Wayne Glenn played The Cat’s in the Cradle this morning and reminded me that this song came out in 1974. Yes, I was listening to the radio that year. One recollection is being in my darkroom with music playing and stopping to pay attention to the words of this song.
Cat’s Cradle was one of the childhood games that could be played with just a piece of string. Everyone knew someone who had been “born with a silver spoon in their mouth.” These might not be really rich people, their parents just had to have a newer car or bigger house than you. In those days, we Baby Boomers were very familiar with nursery rhymes like “Little Boy Blue” and we often stood staring at the moon till we could make out the face of the “Man in the Moon.”
The story of this folk song is one of what is called a dysfunctional family today. In ’74 these ideas would not have come into my mind.
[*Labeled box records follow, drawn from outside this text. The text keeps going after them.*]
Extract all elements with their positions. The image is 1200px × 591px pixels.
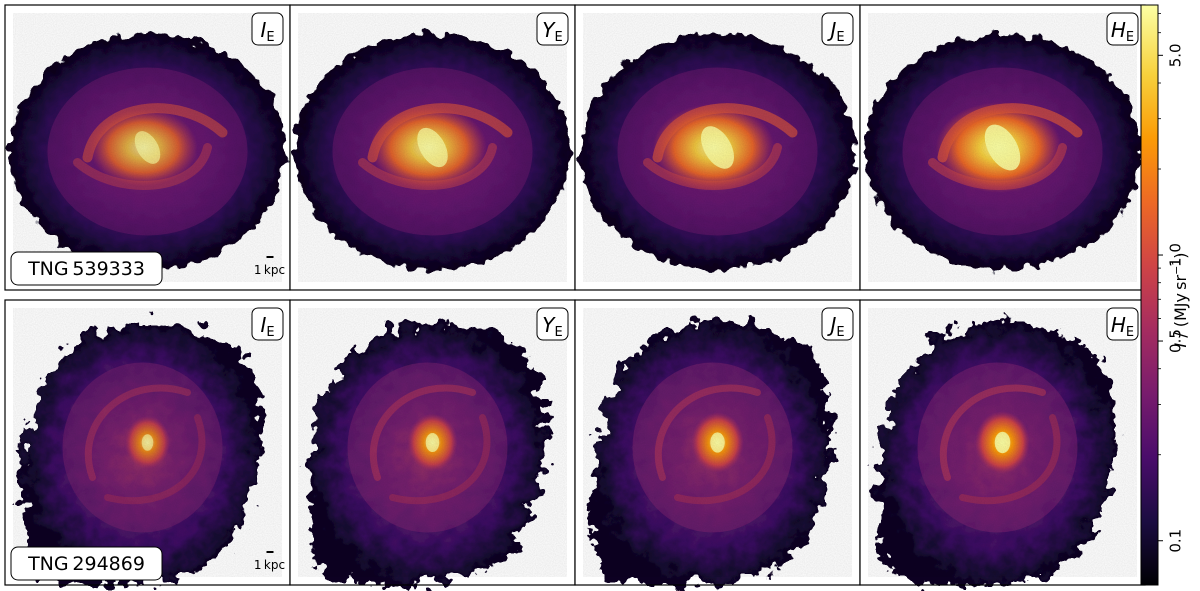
band-label-box (251, 12, 284, 46)
band-name: H (1111, 18, 1126, 42)
galaxy-panel: IE TNG 539333 1 kpc (4, 4, 291, 291)
band-label: YE (542, 313, 562, 340)
galaxy-panel: YE (289, 299, 576, 587)
band-label-box (251, 307, 284, 341)
band-name: J (826, 18, 836, 42)
galaxy-image (864, 13, 1141, 282)
galaxy-panel: IE TNG 294869 1 kpc (4, 299, 291, 587)
colorbar-tick-label: 0.5 (1167, 329, 1185, 353)
band-label: IE (260, 313, 274, 340)
band-subscript: E (266, 325, 274, 340)
scale-bar-label: 1 kpc (254, 558, 285, 572)
band-label: IE (260, 18, 274, 45)
band-subscript: E (836, 325, 844, 340)
colorbar-label: I / (MJy sr−1) (1170, 252, 1190, 347)
band-subscript: E (555, 30, 563, 45)
galaxy-panel: HE (859, 4, 1146, 291)
band-name: Y (542, 18, 556, 42)
galaxy-id-box (10, 546, 163, 581)
galaxy-panel: JE (574, 299, 861, 587)
band-subscript: E (555, 325, 563, 340)
band-subscript: E (1126, 325, 1134, 340)
band-label-box (1106, 12, 1139, 46)
galaxy-panel: HE (859, 299, 1146, 587)
band-label-box (536, 307, 569, 341)
galaxy-image (13, 308, 282, 587)
band-label: JE (826, 18, 844, 45)
band-label-box (1106, 307, 1139, 341)
colorbar-tick-label: 0.1 (1167, 529, 1185, 553)
band-name: I (260, 313, 266, 337)
band-name: I (260, 18, 266, 42)
galaxy-panel: YE (289, 4, 576, 291)
band-label: YE (542, 18, 562, 45)
galaxy-id-label: TNG 294869 (27, 553, 145, 575)
galaxy-image (298, 308, 567, 587)
galaxy-image (579, 13, 856, 282)
galaxy-panel: JE (574, 4, 861, 291)
band-label: JE (826, 313, 844, 340)
band-subscript: E (1126, 30, 1134, 45)
colorbar-gradient (1141, 5, 1158, 585)
colorbar: 0.1 0.5 1.0 5.0 I / (MJy sr−1) (1140, 4, 1190, 586)
band-label-box (821, 307, 854, 341)
band-label: HE (1111, 313, 1134, 340)
colorbar-tick-label: 5.0 (1167, 43, 1185, 67)
galaxy-id-label: TNG 539333 (27, 258, 145, 280)
galaxy-image (294, 13, 571, 282)
colorbar-tick-label: 1.0 (1167, 243, 1185, 267)
band-subscript: E (836, 30, 844, 45)
band-label: HE (1111, 18, 1134, 45)
scale-bar-label: 1 kpc (254, 263, 285, 277)
band-name: J (826, 313, 836, 337)
galaxy-image (9, 13, 286, 282)
band-subscript: E (266, 30, 274, 45)
galaxy-image (583, 308, 852, 587)
band-name: Y (542, 313, 556, 337)
galaxy-image (868, 308, 1137, 587)
band-label-box (821, 12, 854, 46)
galaxy-id-box (10, 251, 163, 286)
band-label-box (536, 12, 569, 46)
band-name: H (1111, 313, 1126, 337)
The concept of not seeing your Father every night and not having both Mom and dad participating in the child-raising was a foreign idea to me. Kids who were stuck in these circumstances were few and far between in my circle.
The one I bring to mind now is Rob. His Dad was a trucker like mine. His father drove long haul which my father would not accept. On the night Dad passed away, my Mother and I sat and talked in their home about him. This was the first time I learned that he refused to accept offers to drive for companies that would require him to be on the road for days or weeks at a time.
Mom thought he should accept one of these positions because it would mean much more money for our family. My Father wanted to be able to care for his children and wife personally every day. Shortly after this, I was allowed to travel in a sales territory that required two nights away from home once a month. I did not realize the effect this would have on my children.
On my first trip, my wife told me this story when I called in the second night. Our oldest daughter’s teacher asked if there was a problem at home. Heather had sat on the playground that day at recess and did not play with her friends. When asked if she did not feel good or if there was another problem, her response was negative. Cindy advised the teacher that I was gone for two days and it was the first time I had been away from home like this. The thought of how much my girls missed me made me cry.
I felt this was just part of the kids growing up. To provide for them, I would do what I had to. Over the years, jobs that I tried to get that would have taken me away from home even more were never obtained. My Lord Jesus took care of my daughters, even when I did not follow the example of my dad.
These are the thoughts going through my mind today. I never had to worry when Dad was coming home. No, our house was not as big as others. Our car was not brand new until we kids started leaving home and there was more money available. Mom and Dad both worked, but we knew we were important to them. Our only disputes were over who was treated better than the other three. This happens with four kids naturally.
We get together with our children and grandchildren as often as we can. We never have to worry about them retaliating because of something we failed to do for them. If you can join us, good for you. If not, an apology may be in order. Forgiveness is still possible.